Partnering with Waze has benefits for the Regional Transportation Commission of Southern Nevada, as the company plans to share its incident response data with the transit authority to help officials better understand traffic patterns.
(TNS) -- As Las Vegas braces for $1 billion in road construction, the Regional Transportation Commission of Southern Nevada is working with Waze, the popular real-time traffic app, to share information with the public.
RTC launched the partnership with Waze a day after the kickoff of Project Neon, which over time should reduce traffic around the Spaghetti Bowl but will cause delays during three years of construction.

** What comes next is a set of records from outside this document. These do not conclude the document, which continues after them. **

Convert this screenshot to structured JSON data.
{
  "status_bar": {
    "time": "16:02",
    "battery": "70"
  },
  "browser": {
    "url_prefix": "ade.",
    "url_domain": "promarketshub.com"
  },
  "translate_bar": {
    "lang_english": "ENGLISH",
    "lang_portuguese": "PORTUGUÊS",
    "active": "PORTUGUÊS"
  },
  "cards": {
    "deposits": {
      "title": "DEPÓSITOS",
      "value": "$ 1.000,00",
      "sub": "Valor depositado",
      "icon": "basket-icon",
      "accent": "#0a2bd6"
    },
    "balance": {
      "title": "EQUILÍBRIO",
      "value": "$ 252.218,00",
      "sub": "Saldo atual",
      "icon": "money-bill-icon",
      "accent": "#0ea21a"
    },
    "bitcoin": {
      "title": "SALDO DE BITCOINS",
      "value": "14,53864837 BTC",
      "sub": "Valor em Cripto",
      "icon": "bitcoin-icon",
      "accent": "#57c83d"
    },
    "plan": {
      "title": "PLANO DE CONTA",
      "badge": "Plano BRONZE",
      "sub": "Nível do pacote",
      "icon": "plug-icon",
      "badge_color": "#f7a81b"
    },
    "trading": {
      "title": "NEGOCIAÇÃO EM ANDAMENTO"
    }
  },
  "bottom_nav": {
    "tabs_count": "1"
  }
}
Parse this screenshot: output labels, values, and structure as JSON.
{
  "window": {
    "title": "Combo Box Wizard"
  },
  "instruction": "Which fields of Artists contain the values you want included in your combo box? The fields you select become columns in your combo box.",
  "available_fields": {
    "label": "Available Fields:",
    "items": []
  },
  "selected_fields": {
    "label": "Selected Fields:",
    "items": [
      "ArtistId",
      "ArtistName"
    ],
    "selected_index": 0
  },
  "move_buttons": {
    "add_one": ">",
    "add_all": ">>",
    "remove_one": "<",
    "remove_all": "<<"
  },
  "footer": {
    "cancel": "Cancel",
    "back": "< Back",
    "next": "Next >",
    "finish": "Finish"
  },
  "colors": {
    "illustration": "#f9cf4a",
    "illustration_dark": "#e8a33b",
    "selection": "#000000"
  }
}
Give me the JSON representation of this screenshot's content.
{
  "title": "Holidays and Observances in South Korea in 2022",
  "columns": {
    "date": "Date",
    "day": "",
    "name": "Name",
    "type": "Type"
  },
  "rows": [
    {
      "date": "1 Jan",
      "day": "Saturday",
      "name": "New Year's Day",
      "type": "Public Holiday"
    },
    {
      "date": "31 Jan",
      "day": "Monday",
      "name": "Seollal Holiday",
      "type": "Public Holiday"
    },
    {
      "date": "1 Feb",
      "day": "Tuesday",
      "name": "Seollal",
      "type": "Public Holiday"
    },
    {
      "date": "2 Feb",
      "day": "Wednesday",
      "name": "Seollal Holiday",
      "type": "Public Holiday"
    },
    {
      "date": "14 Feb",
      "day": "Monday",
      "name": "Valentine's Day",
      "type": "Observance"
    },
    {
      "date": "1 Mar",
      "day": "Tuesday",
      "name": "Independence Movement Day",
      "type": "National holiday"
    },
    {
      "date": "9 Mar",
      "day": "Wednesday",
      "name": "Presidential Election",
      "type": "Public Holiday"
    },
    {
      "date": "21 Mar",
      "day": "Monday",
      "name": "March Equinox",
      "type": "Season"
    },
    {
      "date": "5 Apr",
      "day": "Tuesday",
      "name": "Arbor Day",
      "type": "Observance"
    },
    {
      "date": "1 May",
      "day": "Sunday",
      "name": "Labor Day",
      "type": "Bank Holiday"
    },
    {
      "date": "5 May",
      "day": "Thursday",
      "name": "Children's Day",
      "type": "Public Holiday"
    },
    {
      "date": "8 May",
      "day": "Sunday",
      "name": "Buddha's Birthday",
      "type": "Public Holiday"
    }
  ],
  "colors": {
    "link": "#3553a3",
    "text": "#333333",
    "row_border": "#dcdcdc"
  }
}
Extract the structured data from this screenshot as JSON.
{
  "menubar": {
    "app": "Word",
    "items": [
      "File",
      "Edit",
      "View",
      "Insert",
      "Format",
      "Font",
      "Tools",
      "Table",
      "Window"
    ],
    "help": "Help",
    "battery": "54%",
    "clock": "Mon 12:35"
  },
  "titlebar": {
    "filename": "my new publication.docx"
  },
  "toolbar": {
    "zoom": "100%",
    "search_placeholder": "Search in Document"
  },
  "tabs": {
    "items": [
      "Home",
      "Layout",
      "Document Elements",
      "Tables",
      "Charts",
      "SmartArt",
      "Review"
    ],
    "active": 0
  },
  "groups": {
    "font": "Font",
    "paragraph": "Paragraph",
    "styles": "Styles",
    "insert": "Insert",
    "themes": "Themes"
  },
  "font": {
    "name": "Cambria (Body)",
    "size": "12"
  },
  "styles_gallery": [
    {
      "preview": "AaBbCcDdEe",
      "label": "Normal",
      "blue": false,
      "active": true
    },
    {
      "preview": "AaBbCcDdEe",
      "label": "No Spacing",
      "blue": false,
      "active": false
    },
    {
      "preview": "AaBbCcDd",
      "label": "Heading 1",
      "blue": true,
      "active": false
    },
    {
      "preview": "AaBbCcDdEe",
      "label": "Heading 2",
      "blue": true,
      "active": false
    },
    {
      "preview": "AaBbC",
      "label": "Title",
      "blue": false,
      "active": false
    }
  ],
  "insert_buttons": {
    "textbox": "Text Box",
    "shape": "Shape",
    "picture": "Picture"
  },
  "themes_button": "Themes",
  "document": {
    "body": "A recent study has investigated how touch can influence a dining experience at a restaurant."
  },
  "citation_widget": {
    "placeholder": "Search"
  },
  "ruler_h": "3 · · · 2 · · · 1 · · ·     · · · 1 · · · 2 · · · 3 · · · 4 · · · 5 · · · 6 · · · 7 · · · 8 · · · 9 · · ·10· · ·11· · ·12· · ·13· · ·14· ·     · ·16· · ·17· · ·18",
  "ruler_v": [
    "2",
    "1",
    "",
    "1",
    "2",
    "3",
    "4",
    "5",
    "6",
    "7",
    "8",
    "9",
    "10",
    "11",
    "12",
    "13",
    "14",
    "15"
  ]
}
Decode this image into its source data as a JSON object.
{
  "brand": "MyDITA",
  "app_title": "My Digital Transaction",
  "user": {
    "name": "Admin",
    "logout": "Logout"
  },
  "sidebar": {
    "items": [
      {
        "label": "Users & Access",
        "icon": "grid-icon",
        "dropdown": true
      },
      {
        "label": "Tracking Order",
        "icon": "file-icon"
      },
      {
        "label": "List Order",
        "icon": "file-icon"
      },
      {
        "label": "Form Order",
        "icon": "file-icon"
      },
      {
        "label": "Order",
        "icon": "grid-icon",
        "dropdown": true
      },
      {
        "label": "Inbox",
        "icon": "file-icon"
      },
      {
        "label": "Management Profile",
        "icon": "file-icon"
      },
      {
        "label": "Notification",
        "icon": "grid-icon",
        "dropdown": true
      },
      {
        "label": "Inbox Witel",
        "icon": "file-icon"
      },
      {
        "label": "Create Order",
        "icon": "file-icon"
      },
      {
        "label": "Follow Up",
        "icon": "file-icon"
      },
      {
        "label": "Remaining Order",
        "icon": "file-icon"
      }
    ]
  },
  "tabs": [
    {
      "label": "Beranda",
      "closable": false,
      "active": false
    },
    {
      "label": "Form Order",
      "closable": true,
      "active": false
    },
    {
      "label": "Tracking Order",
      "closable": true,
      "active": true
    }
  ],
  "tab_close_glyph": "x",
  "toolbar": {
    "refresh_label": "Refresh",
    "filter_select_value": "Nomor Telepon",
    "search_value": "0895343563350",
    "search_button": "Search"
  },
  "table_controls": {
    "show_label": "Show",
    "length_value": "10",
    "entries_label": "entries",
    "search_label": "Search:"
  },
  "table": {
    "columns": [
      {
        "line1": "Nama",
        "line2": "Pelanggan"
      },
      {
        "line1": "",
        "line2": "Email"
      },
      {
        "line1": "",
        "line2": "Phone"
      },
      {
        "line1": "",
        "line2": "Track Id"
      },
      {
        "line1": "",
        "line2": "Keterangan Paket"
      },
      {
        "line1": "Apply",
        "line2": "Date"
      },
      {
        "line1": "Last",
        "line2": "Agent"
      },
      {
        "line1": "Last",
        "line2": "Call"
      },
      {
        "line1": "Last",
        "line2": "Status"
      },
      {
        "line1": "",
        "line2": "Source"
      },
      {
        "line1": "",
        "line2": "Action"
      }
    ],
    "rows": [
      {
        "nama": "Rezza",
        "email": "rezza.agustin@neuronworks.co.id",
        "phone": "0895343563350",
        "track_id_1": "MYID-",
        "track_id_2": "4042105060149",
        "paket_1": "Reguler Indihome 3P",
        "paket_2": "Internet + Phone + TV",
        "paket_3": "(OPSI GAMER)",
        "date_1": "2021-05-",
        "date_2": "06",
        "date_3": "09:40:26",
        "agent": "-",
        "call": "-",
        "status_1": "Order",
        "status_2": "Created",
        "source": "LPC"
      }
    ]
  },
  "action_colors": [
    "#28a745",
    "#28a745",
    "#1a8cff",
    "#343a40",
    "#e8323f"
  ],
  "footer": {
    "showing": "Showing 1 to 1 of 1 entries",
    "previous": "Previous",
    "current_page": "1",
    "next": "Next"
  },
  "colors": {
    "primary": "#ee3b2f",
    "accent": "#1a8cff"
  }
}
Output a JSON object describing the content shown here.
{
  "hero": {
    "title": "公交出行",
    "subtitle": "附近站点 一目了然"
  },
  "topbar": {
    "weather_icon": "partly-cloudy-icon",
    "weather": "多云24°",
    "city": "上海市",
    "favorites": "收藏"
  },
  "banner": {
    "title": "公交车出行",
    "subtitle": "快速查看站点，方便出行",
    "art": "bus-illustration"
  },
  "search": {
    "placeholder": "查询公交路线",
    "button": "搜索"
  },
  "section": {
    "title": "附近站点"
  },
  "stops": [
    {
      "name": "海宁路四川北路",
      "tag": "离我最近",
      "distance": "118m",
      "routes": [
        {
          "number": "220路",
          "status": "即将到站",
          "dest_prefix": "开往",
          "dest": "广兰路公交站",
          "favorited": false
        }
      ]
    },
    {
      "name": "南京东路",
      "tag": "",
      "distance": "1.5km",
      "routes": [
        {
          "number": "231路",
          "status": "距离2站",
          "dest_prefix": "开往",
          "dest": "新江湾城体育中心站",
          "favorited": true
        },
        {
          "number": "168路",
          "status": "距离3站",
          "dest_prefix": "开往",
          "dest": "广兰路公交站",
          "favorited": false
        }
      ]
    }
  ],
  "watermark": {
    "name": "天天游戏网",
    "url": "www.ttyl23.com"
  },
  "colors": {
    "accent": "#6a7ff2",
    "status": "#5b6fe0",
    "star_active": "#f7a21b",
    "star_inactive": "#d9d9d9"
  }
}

Under the partnership, the RTC, Southern Nevada’s transit authority, will feed the Waze app with data so that drivers can access up-to-date information on road construction, traffic accidents and road closures.
“Orange cones are a part of our lives right now,” Tina Quigley, the authority’s general manager, said during remarks at a news event Friday.
And Project Neon is not the only source of those cones. The RTC estimates there are about 75 construction projects in the region.
Waze aggregates traffic information, like speed, from the phones of its users, who keep the app open while they drive. Using that, it recommends the most efficient route to get from Point A to Point B. Users can also report obstructions like accidents and hazards. The RTC is working with Waze’s Connected Citizens Program, which allows organizations to funnel additional sources of information into the platform. The program’s partners include large metro areas like Los Angeles and Washington, D.C.
Partnering with Waze has benefits for the RTC as well, Quigley said. The company plans to share its incident response data with the transit authority, which will allow it to better understand traffic patterns.
“We believe traffic is a universal problem but that we are all in it together,” said Paige Fitzgerald, Connected Citizens program manager.
The partnership with Waze coincides with a broader RTC effort, dubbed the Seeing Orange campaign, to provide more traffic updates. Seeing Orange’s website offers a regional map of all projects with updates and a form to submit comments.